Far too many times I have seen young, bright and ambitious students struggle with their mental health or other challenges, who do not know how to access resources that can and should help them. Far too many times, overburdened academic advisors do not provide the support that students need. Ultimately, there is no student at Carnegie Mellon who is not intelligent, who does not have the capacity for innovation or causing social change, who does not have the potential to change the world we live in for the better.

While I hold a cherished place in my heart for my time at The Tartan, I am also aware of how the pace and structure of its operations contribute to the systemic issue that is Carnegie Mellon's over-work culture.

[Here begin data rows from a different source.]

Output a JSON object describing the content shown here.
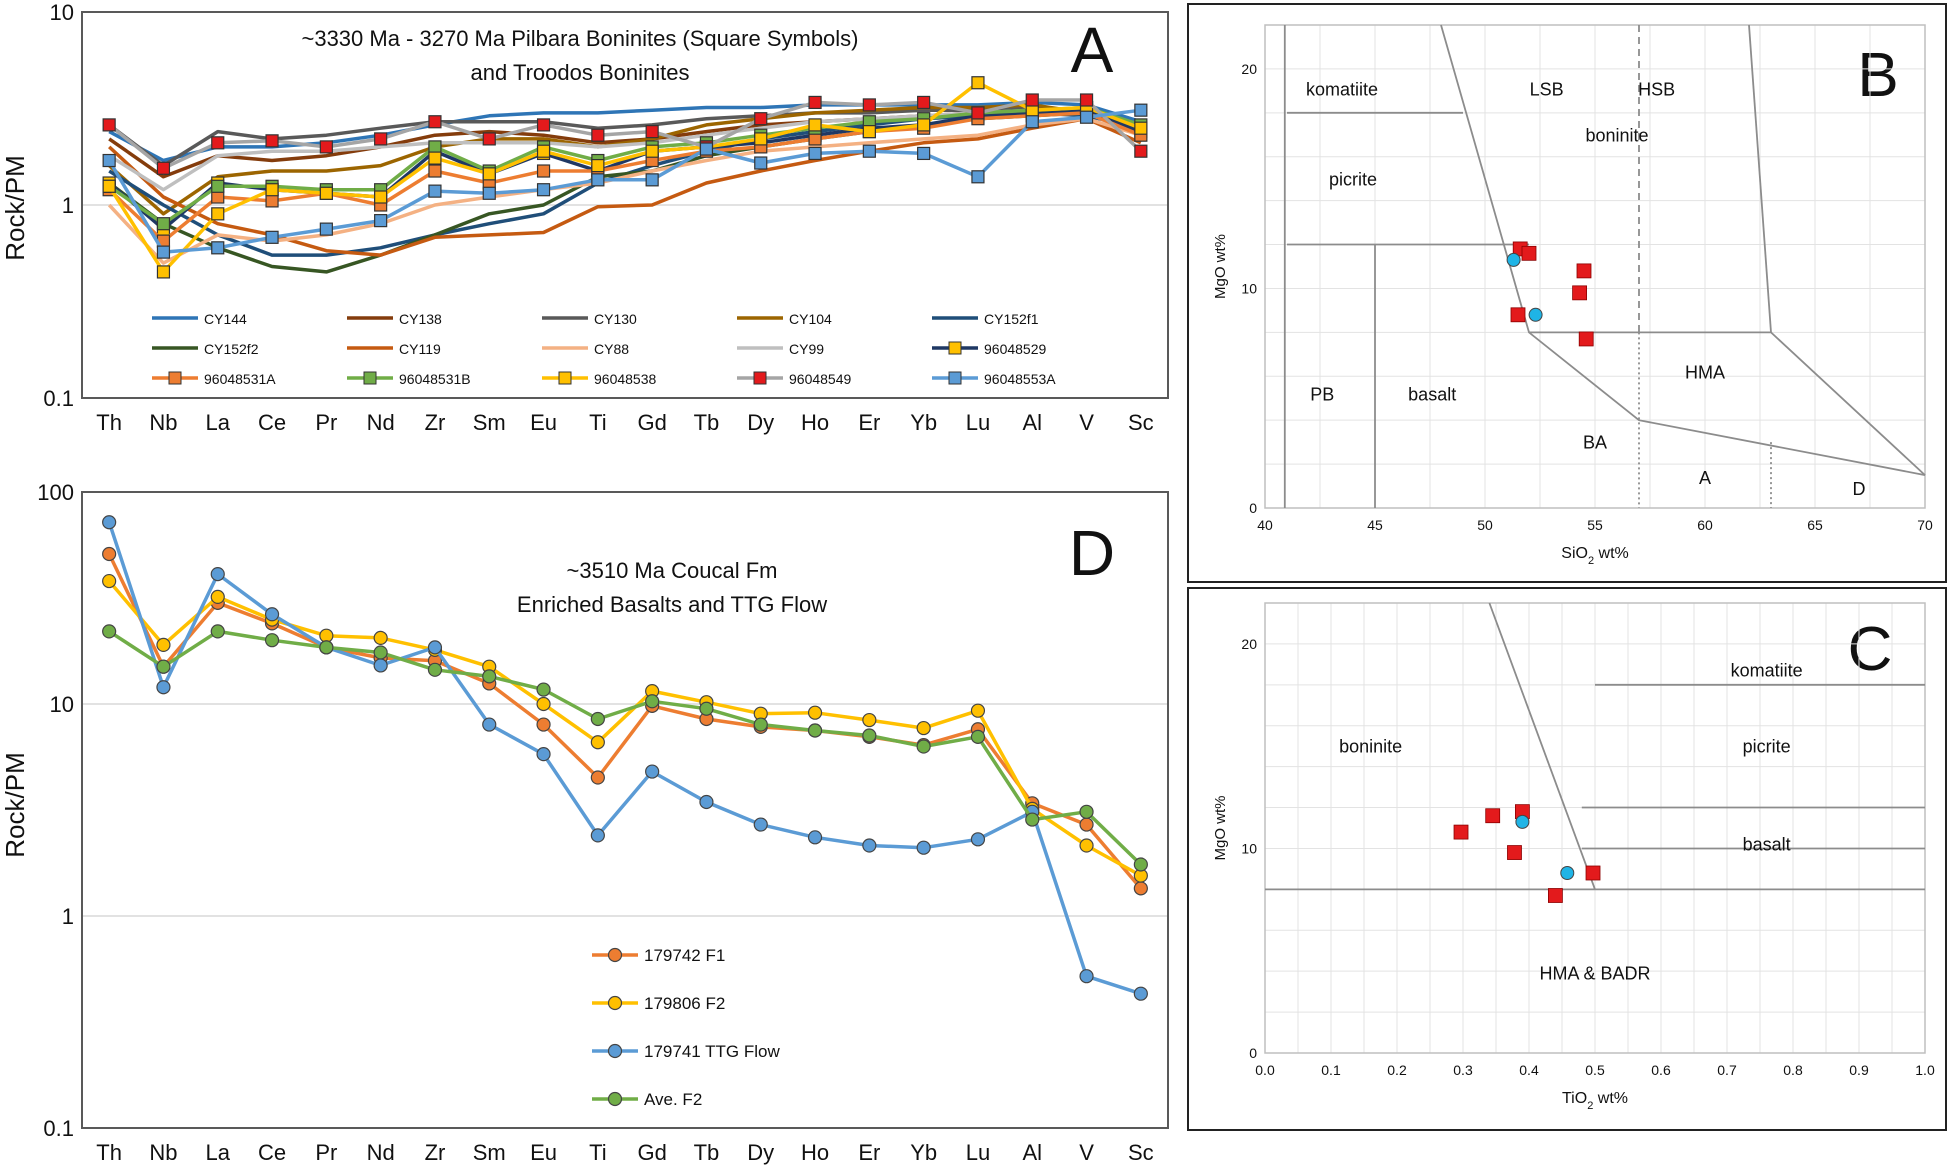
{
  "chart_data": [
    {
      "panel": "A",
      "type": "line",
      "title": "~3330 Ma - 3270 Ma Pilbara Boninites (Square Symbols)",
      "subtitle": "and Troodos Boninites",
      "ylabel": "Rock/PM",
      "yscale": "log",
      "ylim": [
        0.1,
        10
      ],
      "yticks": [
        "0.1",
        "1",
        "10"
      ],
      "categories": [
        "Th",
        "Nb",
        "La",
        "Ce",
        "Pr",
        "Nd",
        "Zr",
        "Sm",
        "Eu",
        "Ti",
        "Gd",
        "Tb",
        "Dy",
        "Ho",
        "Er",
        "Yb",
        "Lu",
        "Al",
        "V",
        "Sc"
      ],
      "series": [
        {
          "name": "CY144",
          "color": "#2e75b6",
          "marker": "none",
          "values": [
            2.4,
            1.7,
            2.0,
            2.0,
            2.1,
            2.3,
            2.6,
            2.9,
            3.0,
            3.0,
            3.1,
            3.2,
            3.2,
            3.3,
            3.3,
            3.3,
            3.3,
            3.4,
            3.3,
            2.7
          ]
        },
        {
          "name": "CY138",
          "color": "#843c0c",
          "marker": "none",
          "values": [
            2.2,
            1.4,
            1.8,
            1.7,
            1.8,
            2.0,
            2.3,
            2.4,
            2.3,
            2.1,
            2.2,
            2.4,
            2.6,
            2.7,
            2.8,
            2.9,
            3.0,
            3.1,
            3.0,
            2.4
          ]
        },
        {
          "name": "CY130",
          "color": "#595959",
          "marker": "none",
          "values": [
            2.6,
            1.6,
            2.4,
            2.2,
            2.3,
            2.5,
            2.7,
            2.7,
            2.7,
            2.5,
            2.6,
            2.8,
            2.9,
            3.0,
            3.0,
            3.1,
            3.1,
            3.2,
            3.0,
            2.3
          ]
        },
        {
          "name": "CY104",
          "color": "#9c6500",
          "marker": "none",
          "values": [
            1.6,
            0.9,
            1.4,
            1.5,
            1.5,
            1.6,
            2.0,
            2.2,
            2.2,
            2.0,
            2.2,
            2.6,
            2.8,
            3.0,
            3.1,
            3.2,
            3.2,
            3.3,
            3.0,
            2.4
          ]
        },
        {
          "name": "CY152f1",
          "color": "#1f4e79",
          "marker": "none",
          "values": [
            1.5,
            1.0,
            0.7,
            0.55,
            0.55,
            0.6,
            0.7,
            0.8,
            0.9,
            1.3,
            1.6,
            1.9,
            2.2,
            2.4,
            2.6,
            2.8,
            2.9,
            3.0,
            2.9,
            2.5
          ]
        },
        {
          "name": "CY152f2",
          "color": "#375623",
          "marker": "none",
          "values": [
            1.3,
            0.8,
            0.6,
            0.48,
            0.45,
            0.55,
            0.7,
            0.9,
            1.0,
            1.4,
            1.5,
            1.8,
            2.0,
            2.2,
            2.4,
            2.6,
            2.8,
            2.9,
            3.0,
            2.6
          ]
        },
        {
          "name": "CY119",
          "color": "#c55a11",
          "marker": "none",
          "values": [
            2.0,
            1.1,
            0.8,
            0.7,
            0.58,
            0.55,
            0.68,
            0.7,
            0.72,
            0.98,
            1.0,
            1.3,
            1.5,
            1.7,
            1.9,
            2.1,
            2.2,
            2.5,
            2.8,
            2.1
          ]
        },
        {
          "name": "CY88",
          "color": "#f4b183",
          "marker": "none",
          "values": [
            1.0,
            0.5,
            0.7,
            0.65,
            0.7,
            0.8,
            1.0,
            1.1,
            1.2,
            1.3,
            1.5,
            1.7,
            1.9,
            2.0,
            2.1,
            2.2,
            2.3,
            2.6,
            2.8,
            2.3
          ]
        },
        {
          "name": "CY99",
          "color": "#bfbfbf",
          "marker": "none",
          "values": [
            1.8,
            1.2,
            1.8,
            1.9,
            1.9,
            2.0,
            2.1,
            2.1,
            2.1,
            2.0,
            2.1,
            2.3,
            2.5,
            2.7,
            2.8,
            2.9,
            3.0,
            3.1,
            3.0,
            2.3
          ]
        },
        {
          "name": "96048529",
          "color": "#1f3864",
          "marker": "square",
          "markerColor": "#ffc000",
          "values": [
            1.3,
            0.75,
            1.3,
            1.2,
            1.15,
            1.1,
            1.9,
            1.45,
            1.85,
            1.5,
            1.9,
            2.0,
            2.1,
            2.3,
            2.5,
            2.6,
            2.9,
            3.0,
            3.1,
            2.4
          ]
        },
        {
          "name": "96048531A",
          "color": "#ed7d31",
          "marker": "square",
          "markerColor": "#ed7d31",
          "values": [
            1.2,
            0.65,
            1.1,
            1.05,
            1.15,
            1.0,
            1.5,
            1.3,
            1.5,
            1.5,
            1.7,
            1.9,
            2.0,
            2.2,
            2.4,
            2.5,
            2.8,
            2.9,
            3.0,
            2.3
          ]
        },
        {
          "name": "96048531B",
          "color": "#70ad47",
          "marker": "square",
          "markerColor": "#70ad47",
          "values": [
            1.25,
            0.8,
            1.25,
            1.25,
            1.2,
            1.2,
            2.0,
            1.5,
            2.0,
            1.7,
            2.0,
            2.1,
            2.3,
            2.5,
            2.7,
            2.8,
            3.0,
            3.1,
            3.2,
            2.6
          ]
        },
        {
          "name": "96048538",
          "color": "#ffc000",
          "marker": "square",
          "markerColor": "#ffc000",
          "values": [
            1.25,
            0.45,
            0.9,
            1.2,
            1.15,
            1.1,
            1.75,
            1.45,
            1.9,
            1.6,
            1.9,
            2.0,
            2.2,
            2.6,
            2.4,
            2.6,
            4.3,
            3.1,
            3.2,
            2.5
          ]
        },
        {
          "name": "96048549",
          "color": "#a5a5a5",
          "marker": "square",
          "markerColor": "#e31a1c",
          "values": [
            2.6,
            1.55,
            2.1,
            2.15,
            2.0,
            2.2,
            2.7,
            2.2,
            2.6,
            2.3,
            2.4,
            2.0,
            2.8,
            3.4,
            3.3,
            3.4,
            3.0,
            3.5,
            3.5,
            1.9
          ]
        },
        {
          "name": "96048553A",
          "color": "#5b9bd5",
          "marker": "square",
          "markerColor": "#5b9bd5",
          "values": [
            1.7,
            0.57,
            0.6,
            0.68,
            0.75,
            0.83,
            1.18,
            1.15,
            1.2,
            1.35,
            1.35,
            1.95,
            1.65,
            1.85,
            1.9,
            1.85,
            1.4,
            2.7,
            2.85,
            3.1
          ]
        }
      ]
    },
    {
      "panel": "D",
      "type": "line",
      "title": "~3510 Ma Coucal Fm",
      "subtitle": "Enriched Basalts and TTG Flow",
      "ylabel": "Rock/PM",
      "yscale": "log",
      "ylim": [
        0.1,
        100
      ],
      "yticks": [
        "0.1",
        "1",
        "10",
        "100"
      ],
      "categories": [
        "Th",
        "Nb",
        "La",
        "Ce",
        "Pr",
        "Nd",
        "Zr",
        "Sm",
        "Eu",
        "Ti",
        "Gd",
        "Tb",
        "Dy",
        "Ho",
        "Er",
        "Yb",
        "Lu",
        "Al",
        "V",
        "Sc"
      ],
      "series": [
        {
          "name": "179742 F1",
          "color": "#ed7d31",
          "values": [
            51,
            15,
            30,
            24,
            18.5,
            16.5,
            16,
            12.5,
            8,
            4.5,
            9.8,
            8.5,
            7.8,
            7.5,
            7,
            6.4,
            7.6,
            3.4,
            2.7,
            1.35
          ]
        },
        {
          "name": "179806 F2",
          "color": "#ffc000",
          "values": [
            38,
            19,
            32,
            25,
            21,
            20.5,
            18,
            15,
            10,
            6.6,
            11.5,
            10.2,
            9,
            9.1,
            8.4,
            7.7,
            9.3,
            3.2,
            2.15,
            1.55
          ]
        },
        {
          "name": "179741 TTG Flow",
          "color": "#5b9bd5",
          "values": [
            72,
            12,
            41,
            26.5,
            18.5,
            15.2,
            18.5,
            8,
            5.8,
            2.4,
            4.8,
            3.45,
            2.7,
            2.35,
            2.15,
            2.1,
            2.3,
            3.1,
            0.52,
            0.43
          ]
        },
        {
          "name": "Ave. F2",
          "color": "#70ad47",
          "values": [
            22,
            15,
            22,
            20,
            18.5,
            17.5,
            14.5,
            13.5,
            11.7,
            8.5,
            10.3,
            9.5,
            8,
            7.5,
            7.1,
            6.3,
            7.0,
            2.85,
            3.1,
            1.75
          ]
        }
      ]
    },
    {
      "panel": "B",
      "type": "scatter",
      "xlabel": "SiO2  wt%",
      "ylabel": "MgO  wt%",
      "xlim": [
        40,
        70
      ],
      "ylim": [
        0,
        22
      ],
      "xticks": [
        "40",
        "45",
        "50",
        "55",
        "60",
        "65",
        "70"
      ],
      "yticks": [
        "0",
        "10",
        "20"
      ],
      "field_labels": [
        "komatiite",
        "LSB",
        "HSB",
        "boninite",
        "picrite",
        "PB",
        "basalt",
        "HMA",
        "BA",
        "A",
        "D"
      ],
      "series": [
        {
          "name": "Pilbara",
          "marker": "square",
          "color": "#e31a1c",
          "points": [
            [
              51.6,
              11.8
            ],
            [
              52.0,
              11.6
            ],
            [
              54.5,
              10.8
            ],
            [
              54.3,
              9.8
            ],
            [
              51.5,
              8.8
            ],
            [
              54.6,
              7.7
            ]
          ]
        },
        {
          "name": "Troodos",
          "marker": "circle",
          "color": "#1fb4e6",
          "points": [
            [
              51.3,
              11.3
            ],
            [
              52.3,
              8.8
            ]
          ]
        }
      ]
    },
    {
      "panel": "C",
      "type": "scatter",
      "xlabel": "TiO2  wt%",
      "ylabel": "MgO wt%",
      "xlim": [
        0,
        1.0
      ],
      "ylim": [
        0,
        22
      ],
      "xticks": [
        "0.0",
        "0.1",
        "0.2",
        "0.3",
        "0.4",
        "0.5",
        "0.6",
        "0.7",
        "0.8",
        "0.9",
        "1.0"
      ],
      "yticks": [
        "0",
        "10",
        "20"
      ],
      "field_labels": [
        "komatiite",
        "boninite",
        "picrite",
        "basalt",
        "HMA & BADR"
      ],
      "series": [
        {
          "name": "Pilbara",
          "marker": "square",
          "color": "#e31a1c",
          "points": [
            [
              0.297,
              10.8
            ],
            [
              0.345,
              11.6
            ],
            [
              0.39,
              11.8
            ],
            [
              0.378,
              9.8
            ],
            [
              0.497,
              8.8
            ],
            [
              0.44,
              7.7
            ]
          ]
        },
        {
          "name": "Troodos",
          "marker": "circle",
          "color": "#1fb4e6",
          "points": [
            [
              0.39,
              11.3
            ],
            [
              0.458,
              8.8
            ]
          ]
        }
      ]
    }
  ],
  "panel_letters": {
    "a": "A",
    "b": "B",
    "c": "C",
    "d": "D"
  }
}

It’s a tragedy that so many who walk into our office with enthusiasm end up having to leave the organization at some point in the semester due to exhaustion. Across the campus community, there is much work to be done to address the issue of paying better wages to workers. I leave the Tartan, and Carnegie Mellon, with a mix of bittersweet emotions — a complex interplay of regret, nostalgia, longing, and hope. The dominant emotion being hope — for myself and the future that lies ahead for me, and for all the brilliant, wonderful people I am leaving behind here. I will have left the institution, but the steps to progress will not stop.